2 Multinational Corp., another Japanese company with extensive operations worldwide, concludes that the dollar is going to keep falling. To protect itself, it too tries to unload dollars, using a computerized trading operation to find buyers all around the world.
3 With more sellers than buyers, the dollar’s value drops until the price is low enough to attract enough buyers.
4 Corporate counterparts in Frankfurt and other European financial centers, and then the United States, join the bandwagon. XYZ Corp., a U.S. company that plans to build a factory next year in France, figures the dollar is going to keep falling and decides to buy now the francs it will need next year. Through its bank, it puts out orders to sell dollars for francs.
5 U.S. stock and bond markets fear the declining dollar will prompt the Federal Reserve to raise interest rates in an effort to make U.S. Treasury notes and bonds more attractive to foreign investors. Higher interest rates and a declining dollar could mean greater inflation and slower growth for the U.S. economy.
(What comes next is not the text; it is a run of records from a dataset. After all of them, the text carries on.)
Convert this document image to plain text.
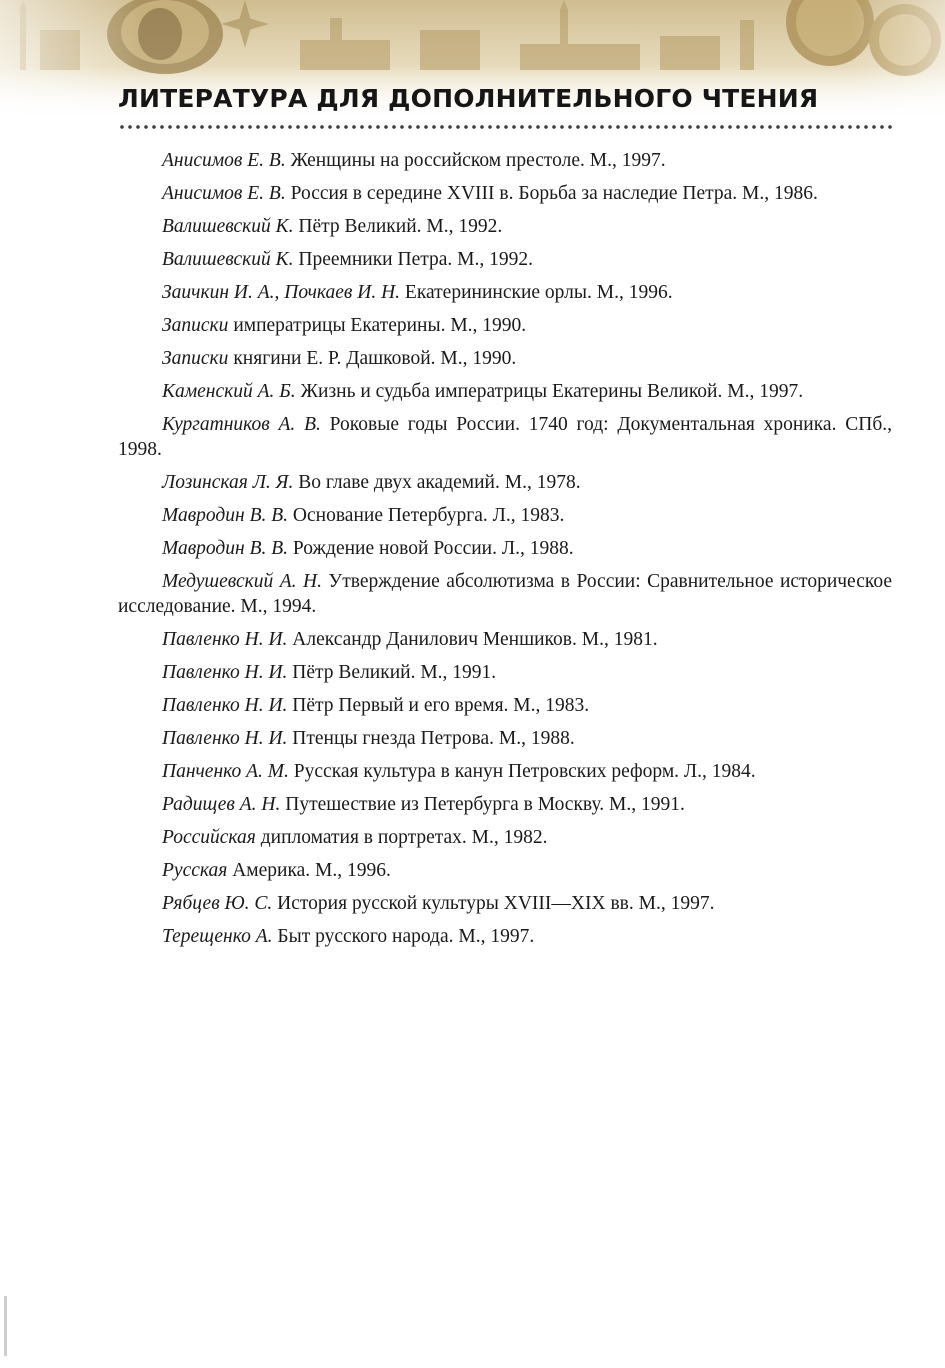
ЛИТЕРАТУРА ДЛЯ ДОПОЛНИТЕЛЬНОГО ЧТЕНИЯ
Анисимов Е. В. Женщины на российском престоле. М., 1997.
Анисимов Е. В. Россия в середине XVIII в. Борьба за наследие Петра. М., 1986.
Валишевский К. Пётр Великий. М., 1992.
Валишевский К. Преемники Петра. М., 1992.
Заичкин И. А., Почкаев И. Н. Екатерининские орлы. М., 1996.
Записки императрицы Екатерины. М., 1990.
Записки княгини Е. Р. Дашковой. М., 1990.
Каменский А. Б. Жизнь и судьба императрицы Екатерины Великой. М., 1997.
Кургатников А. В. Роковые годы России. 1740 год: Документальная хроника. СПб., 1998.
Лозинская Л. Я. Во главе двух академий. М., 1978.
Мавродин В. В. Основание Петербурга. Л., 1983.
Мавродин В. В. Рождение новой России. Л., 1988.
Медушевский А. Н. Утверждение абсолютизма в России: Сравнительное историческое исследование. М., 1994.
Павленко Н. И. Александр Данилович Меншиков. М., 1981.
Павленко Н. И. Пётр Великий. М., 1991.
Павленко Н. И. Пётр Первый и его время. М., 1983.
Павленко Н. И. Птенцы гнезда Петрова. М., 1988.
Панченко А. М. Русская культура в канун Петровских реформ. Л., 1984.
Радищев А. Н. Путешествие из Петербурга в Москву. М., 1991.
Российская дипломатия в портретах. М., 1982.
Русская Америка. М., 1996.
Рябцев Ю. С. История русской культуры XVIII—XIX вв. М., 1997.
Терещенко А. Быт русского народа. М., 1997.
6 U.S. Treasury officials decide to take countermeasures. After consulting with the Federal Reserve, the Treasury issues orders for the Fed to buy dollars. The two work out together when--and how heavily--the Fed should be buying.
7 Almost immediately, the trading desk on the seventh floor of the New York Federal Reserve Bank, which conducts all foreign exchange operations for the United States, begins discreetly calling a few commercial banks to warn that it will be buying. The hope is that a warning alone will have a positive effect.
8 If that does not work, Fed traders place bids for the purchase of dollars. They go through the same process as those at the private banks--calling bank trading desks with sizable orders. As the supply of available dollars shrinks, the dollar’s value stops falling and may start to rise.
9 If the dollar does not stop falling, the Treasury calls on its allies to help. Finance ministers and central bankers of the countries in the Group of Seven--the United States, Japan, West Germany, Britain, France, Italy and Canada--have already established upper and lower limits for the dollar’s value and have set up a mechanism for coordinating intervention in the markets. In most cases, the mechanism can be activated with a conference call to agree on the timing, size and scope of the intervention.
10 The strategy is to use as little firepower as necessary. That way, if more dollar-buying is needed later, there will be plenty left in the kitty to carry it out. Although together the central banks can easily outbid any single market player, the $150 billion a day that swirls through the currency markets sometimes can overwhelm them. As a result, their success depends on skill, timing and--occasionally--intrigue to keep the markets off balance.